If I held China in my hand, I would examine this Oriental jewel with some suspicion. For what at first sight appeared a trinket of rare value, proves upon closer inspection to have flaw within flaw within flaw. Yet, when it is held up to the light, so few care to see beyond the polished surface.
China is an excellent case study for examining how freedom interacts with economic action at a collective scale. We have been told, repeatedly, that freedom is not required in economic growth: a Faustian pact between party and people replaces the social contract of democracy. Freedom from fear is not a principle in this polity.
China has grown at a dizzying rate, with huge rates of investment and a radical transition to a market economy. Despite the leading role of the communist party, the law, economy and society have all been restructured along capitalist lines. The price mechanism and market investments have been allowed space to develop. But the boundaries of this space are arbitrarily carved out and prone to political direction via state control of financal investment at national and municipal level. China, as an economy, lacks the true ingredient of a free market: individuals and companies investing or spending according to their own needs. The free market has been replaced by the guiding hand of a technocracy, self-confident in their ability to read the economy and adjust lending requirements as appropriate.
Planning may have been streamlined but it has not gone away.

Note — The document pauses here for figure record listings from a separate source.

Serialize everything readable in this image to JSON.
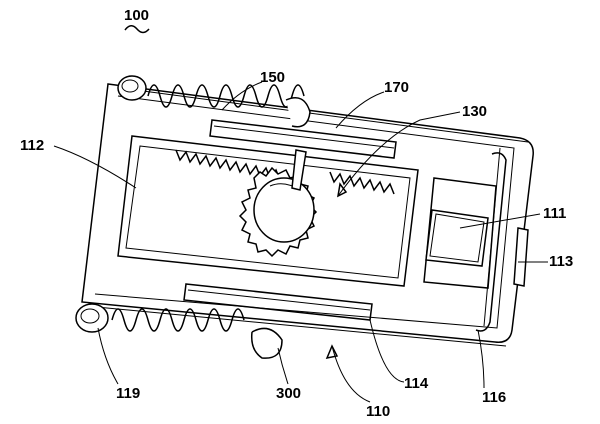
{
  "figure": {
    "ref_main": "100",
    "labels": {
      "l150": "150",
      "l170": "170",
      "l130": "130",
      "l112": "112",
      "l111": "111",
      "l113": "113",
      "l119": "119",
      "l300": "300",
      "l114": "114",
      "l116": "116",
      "l110": "110"
    }
  }
}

In such a system, planning decisions are magnified by an authoritarian regime. Bad decisions cannot be corrected via checks and balances or reversed at the ballot box. Malinvestment and bubbles are distorting waves that prevent any true understanding of the country's economic growth.

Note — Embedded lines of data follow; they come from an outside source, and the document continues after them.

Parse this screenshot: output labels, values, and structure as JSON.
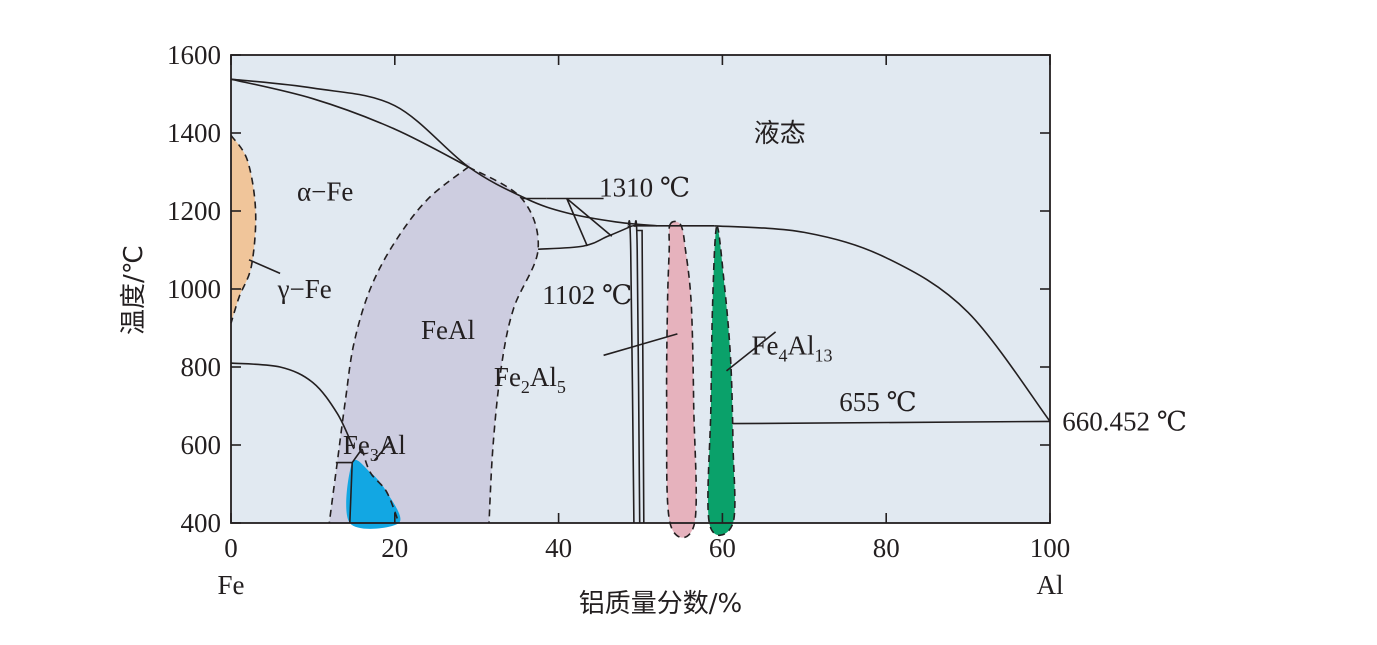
{
  "chart_data": {
    "type": "area",
    "title": "",
    "xlabel": "铝质量分数/%",
    "ylabel": "温度/℃",
    "xlim": [
      0,
      100
    ],
    "ylim": [
      400,
      1600
    ],
    "x_ticks": [
      0,
      20,
      40,
      60,
      80,
      100
    ],
    "y_ticks": [
      400,
      600,
      800,
      1000,
      1200,
      1400,
      1600
    ],
    "x_end_labels": {
      "left": "Fe",
      "right": "Al"
    },
    "grid": false,
    "colors": {
      "background": "#e1e9f1",
      "gamma_fe": "#f0c59a",
      "feal": "#cdcde0",
      "fe3al": "#12a7e3",
      "fe2al5": "#e6b2bd",
      "fe4al13": "#0aa16a",
      "line": "#231f20"
    },
    "region_labels": [
      {
        "text": "液态",
        "x": 67,
        "y": 1400
      },
      {
        "text": "α−Fe",
        "x": 11.5,
        "y": 1250
      },
      {
        "text": "γ−Fe",
        "x": 9,
        "y": 1000
      },
      {
        "text": "FeAl",
        "x": 26.5,
        "y": 895
      },
      {
        "base": "Fe",
        "sub": "3",
        "tail": "Al",
        "x": 17.5,
        "y": 600
      }
    ],
    "annotations": [
      {
        "text": "1310 ℃",
        "x": 50.5,
        "y": 1260
      },
      {
        "text": "1102 ℃",
        "x": 43.5,
        "y": 985
      },
      {
        "text": "655 ℃",
        "x": 79,
        "y": 710
      },
      {
        "text": "660.452 ℃",
        "x": 101.5,
        "y": 660
      },
      {
        "base": "Fe",
        "sub": "2",
        "tail": "Al",
        "sub2": "5",
        "x": 36.5,
        "y": 775
      },
      {
        "base": "Fe",
        "sub": "4",
        "tail": "Al",
        "sub2": "13",
        "x": 68.5,
        "y": 855
      }
    ],
    "curves": {
      "liquidus_fe": [
        [
          0,
          1538
        ],
        [
          10,
          1515
        ],
        [
          20,
          1470
        ],
        [
          29,
          1313
        ],
        [
          36,
          1232
        ],
        [
          41,
          1195
        ],
        [
          47,
          1172
        ],
        [
          52,
          1162
        ]
      ],
      "solidus_alpha": [
        [
          0,
          1538
        ],
        [
          10,
          1488
        ],
        [
          20,
          1410
        ],
        [
          29,
          1313
        ]
      ],
      "alpha_feal_boundary": [
        [
          29,
          1313
        ],
        [
          24,
          1230
        ],
        [
          20,
          1120
        ],
        [
          17,
          1000
        ],
        [
          15,
          860
        ],
        [
          14,
          720
        ],
        [
          13,
          560
        ],
        [
          12,
          400
        ]
      ],
      "feal_right_boundary": [
        [
          29,
          1313
        ],
        [
          35.5,
          1232
        ],
        [
          37.5,
          1102
        ],
        [
          34.5,
          950
        ],
        [
          33,
          800
        ],
        [
          32,
          600
        ],
        [
          31.5,
          400
        ]
      ],
      "gamma_loop": [
        [
          0,
          1394
        ],
        [
          2,
          1330
        ],
        [
          3,
          1200
        ],
        [
          2.5,
          1060
        ],
        [
          1,
          980
        ],
        [
          0,
          912
        ]
      ],
      "magnetic_loop": [
        [
          0,
          810
        ],
        [
          6,
          800
        ],
        [
          10,
          760
        ],
        [
          13,
          680
        ],
        [
          15,
          590
        ]
      ],
      "fe3al_region": [
        [
          14.8,
          555
        ],
        [
          17,
          530
        ],
        [
          19,
          480
        ],
        [
          20.5,
          400
        ],
        [
          14.5,
          400
        ]
      ],
      "fe2al5_region": [
        [
          53.6,
          1165
        ],
        [
          54.9,
          1165
        ],
        [
          55.5,
          1100
        ],
        [
          56.2,
          960
        ],
        [
          56.5,
          700
        ],
        [
          56.6,
          400
        ],
        [
          53.6,
          400
        ],
        [
          53.2,
          700
        ],
        [
          53.3,
          960
        ],
        [
          53.5,
          1100
        ]
      ],
      "fe4al13_region": [
        [
          59.3,
          1160
        ],
        [
          60.2,
          1020
        ],
        [
          61,
          820
        ],
        [
          61.3,
          600
        ],
        [
          61.3,
          400
        ],
        [
          58.4,
          400
        ],
        [
          58.6,
          700
        ],
        [
          58.8,
          960
        ]
      ],
      "horizontal_1310": [
        [
          38.5,
          1232
        ],
        [
          45.5,
          1232
        ]
      ],
      "horizontal_1162": [
        [
          49,
          1162
        ],
        [
          59,
          1162
        ]
      ],
      "horizontal_655": [
        [
          61.3,
          655
        ],
        [
          100,
          660.452
        ]
      ],
      "liquidus_al": [
        [
          59,
          1162
        ],
        [
          70,
          1145
        ],
        [
          80,
          1080
        ],
        [
          90,
          940
        ],
        [
          100,
          660.452
        ]
      ]
    }
  }
}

China is a test of how far authoritarian planning will disfigure and harm itself. Some argue that the country has the ability to shift from an exporting to a consumption model, while others view the political economy of party and planning as too difficult to reform. This political economy is increasingly febrile, and even China's leaders have started to compensate for this potential weakness.
The nationalist rhetoric and sabre rattling are compensations for a leadership that rests on two legs: foursquare for prosperity and national pride. One leg is crumbling under the auspices of the bubble, the other takes root as a new skin for the old men from another country. Bubbles burst and when they have no safety valve: blood beckons.